Railway station in Punjab, India

Fazilka Junction is located in Fazilka district in the Indian state of Punjab and serves Fazilka.

==The railway station==
Fazilka railway station is at an elevation of 181 m and was assigned the code – FKA.

==History before Partition==
The Southern Punjab Railway Co. opened the Delhi–Bhatinda–Fazilka-Bahawalpur-Samma Satta railway line in 1897. The line passed through Rohtak, Jind, Narwana, Bhatinda, Kot Kapura, Muktasar, Fazilka, Amruka & Bahawalnagar and provided direct connection through Samma Satta (now in Pakistan) to Karachi. The extension from the Macleodganj Junction (later renamed Mandi Sadiqganj Junction and now in Pakistan) railway line to Ambala via Hindumalkote, Abohar, Bhatinda, Patiala was opened by the same company in 1902.

The Southern Punjab Railway Expansion (1905–1906)
The critical link between Ferozepore and Fazilka was conceptualized as part of the Southern Punjab Railway (SPR) company's "Ludhiana Extension." Unlike the earlier metre-gauge tracks, this was built as a Broad Gauge (1,676 mm) line to create a high-capacity "Sutlej Valley" corridor.
 Ludhiana–Ferozepore Section: Opened in 1905, covering 77 miles (124 km).
 Ferozepore–McLeod Ganj Section: Opened in 1906, covering 75 miles (120 km) and passing through Jalalabad and Fazilka.
This construction transformed Fazilka into a unique "break-of-gauge" junction, where goods were transshipped between the metre-gauge wagons from the south and the broad-gauge wagons heading toward the Northwest.

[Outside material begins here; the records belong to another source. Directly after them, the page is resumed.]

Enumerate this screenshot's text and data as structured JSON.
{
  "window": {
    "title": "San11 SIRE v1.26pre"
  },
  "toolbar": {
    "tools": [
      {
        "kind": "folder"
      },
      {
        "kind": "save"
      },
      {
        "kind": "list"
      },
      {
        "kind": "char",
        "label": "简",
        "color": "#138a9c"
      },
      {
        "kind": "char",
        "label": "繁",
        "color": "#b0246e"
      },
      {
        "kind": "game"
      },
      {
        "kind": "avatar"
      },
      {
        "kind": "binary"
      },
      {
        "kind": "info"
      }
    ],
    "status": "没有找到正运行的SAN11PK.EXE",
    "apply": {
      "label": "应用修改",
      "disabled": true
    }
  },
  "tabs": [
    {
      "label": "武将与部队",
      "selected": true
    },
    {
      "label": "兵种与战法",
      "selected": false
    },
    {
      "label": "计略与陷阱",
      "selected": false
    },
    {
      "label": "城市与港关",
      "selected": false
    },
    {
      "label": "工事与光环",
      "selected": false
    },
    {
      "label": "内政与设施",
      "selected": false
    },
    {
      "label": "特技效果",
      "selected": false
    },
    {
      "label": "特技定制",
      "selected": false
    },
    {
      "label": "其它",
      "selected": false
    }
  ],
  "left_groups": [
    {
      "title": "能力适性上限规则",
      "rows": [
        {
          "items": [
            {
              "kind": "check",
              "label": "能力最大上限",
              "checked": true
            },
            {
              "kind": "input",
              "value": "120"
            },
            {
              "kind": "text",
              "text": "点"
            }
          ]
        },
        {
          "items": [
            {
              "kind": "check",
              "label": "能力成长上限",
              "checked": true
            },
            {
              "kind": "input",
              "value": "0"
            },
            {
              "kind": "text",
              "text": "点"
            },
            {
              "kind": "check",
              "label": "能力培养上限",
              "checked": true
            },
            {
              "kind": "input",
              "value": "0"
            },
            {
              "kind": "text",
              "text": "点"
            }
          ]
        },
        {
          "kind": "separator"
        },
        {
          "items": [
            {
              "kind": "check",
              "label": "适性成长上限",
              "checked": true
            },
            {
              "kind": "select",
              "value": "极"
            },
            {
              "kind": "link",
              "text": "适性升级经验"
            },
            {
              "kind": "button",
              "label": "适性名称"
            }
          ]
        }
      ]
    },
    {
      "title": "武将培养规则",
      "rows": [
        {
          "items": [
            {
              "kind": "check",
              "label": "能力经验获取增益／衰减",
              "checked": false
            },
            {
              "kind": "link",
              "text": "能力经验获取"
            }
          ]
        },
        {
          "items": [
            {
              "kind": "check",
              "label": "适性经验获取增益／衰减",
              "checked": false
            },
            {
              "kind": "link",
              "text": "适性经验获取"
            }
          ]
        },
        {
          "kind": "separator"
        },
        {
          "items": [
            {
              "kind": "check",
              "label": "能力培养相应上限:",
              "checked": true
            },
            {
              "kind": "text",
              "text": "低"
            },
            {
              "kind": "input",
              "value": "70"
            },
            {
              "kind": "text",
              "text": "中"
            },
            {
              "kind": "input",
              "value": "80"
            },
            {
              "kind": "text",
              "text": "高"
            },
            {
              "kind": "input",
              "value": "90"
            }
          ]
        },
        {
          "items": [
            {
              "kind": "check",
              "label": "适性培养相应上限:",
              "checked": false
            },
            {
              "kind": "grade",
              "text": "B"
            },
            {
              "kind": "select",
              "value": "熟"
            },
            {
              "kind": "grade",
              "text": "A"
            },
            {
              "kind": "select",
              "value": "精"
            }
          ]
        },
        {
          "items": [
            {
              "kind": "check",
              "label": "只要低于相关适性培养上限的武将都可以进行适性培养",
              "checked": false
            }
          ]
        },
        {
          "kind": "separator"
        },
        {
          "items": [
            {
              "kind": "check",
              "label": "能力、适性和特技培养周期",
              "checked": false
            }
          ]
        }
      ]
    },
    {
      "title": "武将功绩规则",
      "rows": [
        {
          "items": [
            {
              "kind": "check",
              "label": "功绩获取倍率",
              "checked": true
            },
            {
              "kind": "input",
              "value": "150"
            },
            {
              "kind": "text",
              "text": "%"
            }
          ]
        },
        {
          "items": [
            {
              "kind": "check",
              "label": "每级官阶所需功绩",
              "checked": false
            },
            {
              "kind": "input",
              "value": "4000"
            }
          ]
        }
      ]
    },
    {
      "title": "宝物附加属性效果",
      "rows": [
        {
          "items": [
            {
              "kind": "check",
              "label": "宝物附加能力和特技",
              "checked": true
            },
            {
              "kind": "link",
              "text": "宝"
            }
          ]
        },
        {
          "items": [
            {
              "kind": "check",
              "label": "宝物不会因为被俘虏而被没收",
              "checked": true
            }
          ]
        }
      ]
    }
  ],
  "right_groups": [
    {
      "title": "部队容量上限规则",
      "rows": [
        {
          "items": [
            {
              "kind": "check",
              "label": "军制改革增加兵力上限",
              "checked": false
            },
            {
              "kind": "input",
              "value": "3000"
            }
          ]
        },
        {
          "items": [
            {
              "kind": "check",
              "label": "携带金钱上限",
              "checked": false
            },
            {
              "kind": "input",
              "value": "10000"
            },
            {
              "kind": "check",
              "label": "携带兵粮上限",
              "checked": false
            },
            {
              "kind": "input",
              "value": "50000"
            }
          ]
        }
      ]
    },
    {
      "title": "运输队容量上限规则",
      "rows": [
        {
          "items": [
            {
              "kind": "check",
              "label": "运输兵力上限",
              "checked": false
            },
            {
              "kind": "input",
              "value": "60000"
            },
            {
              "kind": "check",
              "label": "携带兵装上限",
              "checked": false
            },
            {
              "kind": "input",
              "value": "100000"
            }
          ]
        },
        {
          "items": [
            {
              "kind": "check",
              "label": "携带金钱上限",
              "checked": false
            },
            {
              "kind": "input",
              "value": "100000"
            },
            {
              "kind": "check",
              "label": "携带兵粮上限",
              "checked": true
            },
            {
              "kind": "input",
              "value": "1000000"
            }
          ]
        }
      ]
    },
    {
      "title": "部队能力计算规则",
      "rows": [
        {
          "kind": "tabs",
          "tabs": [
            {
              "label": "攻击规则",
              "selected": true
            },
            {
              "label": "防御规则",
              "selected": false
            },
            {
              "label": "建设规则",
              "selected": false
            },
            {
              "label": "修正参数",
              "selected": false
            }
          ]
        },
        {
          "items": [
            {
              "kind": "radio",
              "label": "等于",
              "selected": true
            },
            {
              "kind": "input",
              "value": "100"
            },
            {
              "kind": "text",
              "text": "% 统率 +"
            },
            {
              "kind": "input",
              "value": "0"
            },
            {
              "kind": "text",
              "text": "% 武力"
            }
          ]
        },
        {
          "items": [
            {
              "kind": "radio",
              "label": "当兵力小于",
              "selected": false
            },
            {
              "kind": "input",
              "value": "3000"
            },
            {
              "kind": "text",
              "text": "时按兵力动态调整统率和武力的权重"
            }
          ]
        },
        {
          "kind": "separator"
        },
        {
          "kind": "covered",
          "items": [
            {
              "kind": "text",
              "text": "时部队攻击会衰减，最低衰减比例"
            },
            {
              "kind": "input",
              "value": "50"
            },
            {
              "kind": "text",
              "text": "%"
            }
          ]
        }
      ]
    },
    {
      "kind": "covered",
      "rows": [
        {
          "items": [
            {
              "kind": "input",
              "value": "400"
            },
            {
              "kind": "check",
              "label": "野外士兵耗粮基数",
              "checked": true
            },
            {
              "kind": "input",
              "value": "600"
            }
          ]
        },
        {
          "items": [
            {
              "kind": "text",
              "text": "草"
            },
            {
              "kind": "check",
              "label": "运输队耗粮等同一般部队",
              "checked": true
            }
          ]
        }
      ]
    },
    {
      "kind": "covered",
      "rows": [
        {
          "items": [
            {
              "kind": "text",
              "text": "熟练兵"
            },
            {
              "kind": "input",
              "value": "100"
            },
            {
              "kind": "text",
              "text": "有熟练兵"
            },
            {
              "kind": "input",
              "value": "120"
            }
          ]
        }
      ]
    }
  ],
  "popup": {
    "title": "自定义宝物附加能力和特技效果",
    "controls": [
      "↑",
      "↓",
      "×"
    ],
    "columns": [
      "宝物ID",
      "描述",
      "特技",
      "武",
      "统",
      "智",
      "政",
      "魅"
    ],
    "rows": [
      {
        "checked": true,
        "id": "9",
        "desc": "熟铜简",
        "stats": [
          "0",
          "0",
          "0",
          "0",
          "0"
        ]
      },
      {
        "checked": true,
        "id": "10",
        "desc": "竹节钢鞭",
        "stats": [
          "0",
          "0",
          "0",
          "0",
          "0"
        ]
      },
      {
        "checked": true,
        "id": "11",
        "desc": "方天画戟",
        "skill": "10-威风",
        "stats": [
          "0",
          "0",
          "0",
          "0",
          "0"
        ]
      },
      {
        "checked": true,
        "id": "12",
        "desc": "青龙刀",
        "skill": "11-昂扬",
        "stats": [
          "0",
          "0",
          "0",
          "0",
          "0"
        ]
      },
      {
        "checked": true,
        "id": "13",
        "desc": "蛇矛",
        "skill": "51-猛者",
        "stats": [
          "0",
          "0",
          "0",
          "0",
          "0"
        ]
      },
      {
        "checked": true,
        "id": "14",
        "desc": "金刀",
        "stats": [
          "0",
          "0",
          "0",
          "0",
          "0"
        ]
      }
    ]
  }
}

The historical Bahawalpur Express train used to run from Delhi to Bahawalpur via Bhatinda, Fazilka & Samma Satta before partition, covering 726 km in 14 hrs 30 mins time. Pre-1947 era Timings of Delhi-Samma Satta were as follows. 144 Down Bahawalpur Express used to depart Delhi at 15.25 hrs. Then going through Rohtak 16.44 hrs; Jind 17.42 hrs; Bhatinda 21.05 hrs; Fazilka 23.30 hrs; Amruka 23.59 hrs; McLeodganj 00.40 hrs; Bahawalnagar 01.45 hrs; Samma Satta 05.40 hrs(reversal); arriving Bahawalpur at 05.55 hrs next day. 143 Up Bahawalpur Express used to depart Bahawalpur at 19.00 hrs, then reversing at Samma Satta around 19.35 hrs, the train going via Fazilka at 01.30 hrs; Bhatinda at 04.00 hrs & used to reach Delhi at 09.30 hrs next day. The train now runs from Samma Satta to Narowal Junction via Bahawalpur-Lodhran-Multan-Khanewal-Lahore route through Pakistan post partition in 1947.

==Post Partition==
Post partition Fazilka lost rail connection to Delhi & only trains to Bhatinda used to run. The 81 km long Fazilka-Firozpur(Firozepur/Ferozpur) railway line was destroyed in 1965 & 1971 wars against Pakistan. Ultimately in 1972, 88.5 km long Fazilka-Firozpur rail line was re-constructed. Meanwhile on 1965, the Fazilka-Amruka 22.5 km line via Chananwala border & Fazilka-Hindumalkot 45.5 km line via Kabulshah was dismantled. While Fazilka-Chananwala-Amruka line was dismantled for stopping Pakistan Army in 1965 war, Fazilka-Hindumalkot line was dismantled after Pakistan Air Force mistakenly bombed a passenger train, killing 100+ passengers during 1965 war. The link between Fazilka & Abohar stayed unavailable until 2010. Fazilka-Abohar new line project was announced in 2010 & the 43.65 km new broad gauge line between Fazilka and Abohar was opened in 2012. But as of today, only 6 Mail/Express trains operate from Fazilka. Sadly, Indian railways is not introducing new trains from Fazilka & via Fazilka.